Y mettre du coeur
Depuis plusieurs années, on discute de sincérité littéraire, de new-sincerity, parfois pour s'en moquer, à d'autres moments pour valoriser cet éthos où l'on écrirait les vraies affaires, délaissant la pyrotechnie et les fleurs de rhétoriques visant à séduire les lecteurs ou encore à avoir l'air vraiment brillant. On a aussi parfois l'impression, à suivre les discussions à ce sujet, que l'ironie et la sincérité ont été inventées dans les années 90. Le livre Sincerity, de R. Jay Magill Jr., permet de prendre ses distances quant à cette scission un peu abstraite et parfois grossière de l'énonciation littéraire.

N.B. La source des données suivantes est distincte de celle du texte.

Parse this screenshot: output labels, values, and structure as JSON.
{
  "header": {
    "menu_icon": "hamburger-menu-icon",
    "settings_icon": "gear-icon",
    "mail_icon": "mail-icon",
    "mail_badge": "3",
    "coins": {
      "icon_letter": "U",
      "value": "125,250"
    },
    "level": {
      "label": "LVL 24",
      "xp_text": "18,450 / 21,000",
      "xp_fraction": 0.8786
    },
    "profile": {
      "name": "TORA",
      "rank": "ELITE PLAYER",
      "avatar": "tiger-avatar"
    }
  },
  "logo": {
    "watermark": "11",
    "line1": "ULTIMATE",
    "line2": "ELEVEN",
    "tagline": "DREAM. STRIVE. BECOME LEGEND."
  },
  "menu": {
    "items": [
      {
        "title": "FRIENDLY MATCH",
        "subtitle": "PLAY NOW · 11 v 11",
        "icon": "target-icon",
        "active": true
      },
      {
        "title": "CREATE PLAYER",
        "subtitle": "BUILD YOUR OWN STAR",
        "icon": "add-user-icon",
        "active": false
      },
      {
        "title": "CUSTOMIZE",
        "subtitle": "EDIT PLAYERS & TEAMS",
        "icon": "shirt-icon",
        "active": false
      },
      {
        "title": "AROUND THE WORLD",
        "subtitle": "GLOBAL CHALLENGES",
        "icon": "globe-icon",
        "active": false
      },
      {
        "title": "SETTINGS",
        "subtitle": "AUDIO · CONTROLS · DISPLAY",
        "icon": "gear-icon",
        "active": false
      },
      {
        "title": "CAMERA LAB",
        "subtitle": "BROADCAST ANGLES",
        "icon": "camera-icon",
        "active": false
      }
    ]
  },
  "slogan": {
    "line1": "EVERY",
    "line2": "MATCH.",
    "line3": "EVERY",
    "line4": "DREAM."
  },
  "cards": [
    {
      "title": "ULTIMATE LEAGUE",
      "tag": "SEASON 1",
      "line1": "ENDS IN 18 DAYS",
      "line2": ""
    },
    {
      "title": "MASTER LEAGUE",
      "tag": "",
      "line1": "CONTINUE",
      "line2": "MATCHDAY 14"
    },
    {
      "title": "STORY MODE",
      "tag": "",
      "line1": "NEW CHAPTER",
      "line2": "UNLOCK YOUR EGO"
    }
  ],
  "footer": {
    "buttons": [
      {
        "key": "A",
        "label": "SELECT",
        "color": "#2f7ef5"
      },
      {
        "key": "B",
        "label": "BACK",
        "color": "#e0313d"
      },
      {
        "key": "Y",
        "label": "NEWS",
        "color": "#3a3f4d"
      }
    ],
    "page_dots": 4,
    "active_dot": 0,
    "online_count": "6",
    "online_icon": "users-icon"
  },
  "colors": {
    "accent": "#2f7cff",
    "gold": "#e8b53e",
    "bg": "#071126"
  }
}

La grande valeur de cet essai réside dans le survol historique qu'il propose en remontant aussi loin qu'au réformisme de Luther, pour qui le croyant sincère n'avait pas besoin des rituels et de l'or des églises. Magill Jr. nous rappelle également, fort à propos, les épanchements de Montaigne et de Rousseau, lointains parents de Bon Iver, mais aussi l'impérissable traité politique de Machiavel, pour qui la sincérité n'était qu'un artifice pour duper le peuple. Le sous-titre de Sincerity donne une bonne idée des propos de Magill Jr.: «How a moral ideal born five hundred years ago inspired religious wars, modern art, hipster chic, and the curious notion that we ALL have something to say (no matter how dull).» Cet essai passionnant permet d'établir des ponts transhistoriques entre des auteurs à la posture semblable, nous extirpant ainsi un moment de notre présentisme théorique où les idées, étrangement, semblent être nées en même temps que nous. Par exemple, en lisant le chapitre où il est question des maximes de La Rochefoucauld, j'ai été étonné de voir à quel point ses réflexions sur les vertus et les vices humains étaient essentielles pour comprendre le projet (qui est aussi le problème) de David Foster Wallace: la complexité et les contradictions internes de l'humain font en sorte que la simple prétention à la sincérité est suspecte. L'écrivain qui aspire à la sincérité court toujours le risque de se duper lui-même, ou encore d'éveiller la méfiance du lecteur. Car ultimement, la sincérité repose sur une présomption et, par la force des choses, l'auteur qui cherche à convaincre ses lecteurs qu'il est sincère risque de se mettre le pied dans la bouche. À partir de ce constat de l'interchangeabilité des pôles sincérité/artifice, il devient (peut-être) possible d'être sincèrement ironique, ironiquement sincère, où tout simplement sincèrement détaché. L'important étant, comme toujours, d'y mettre du cœur.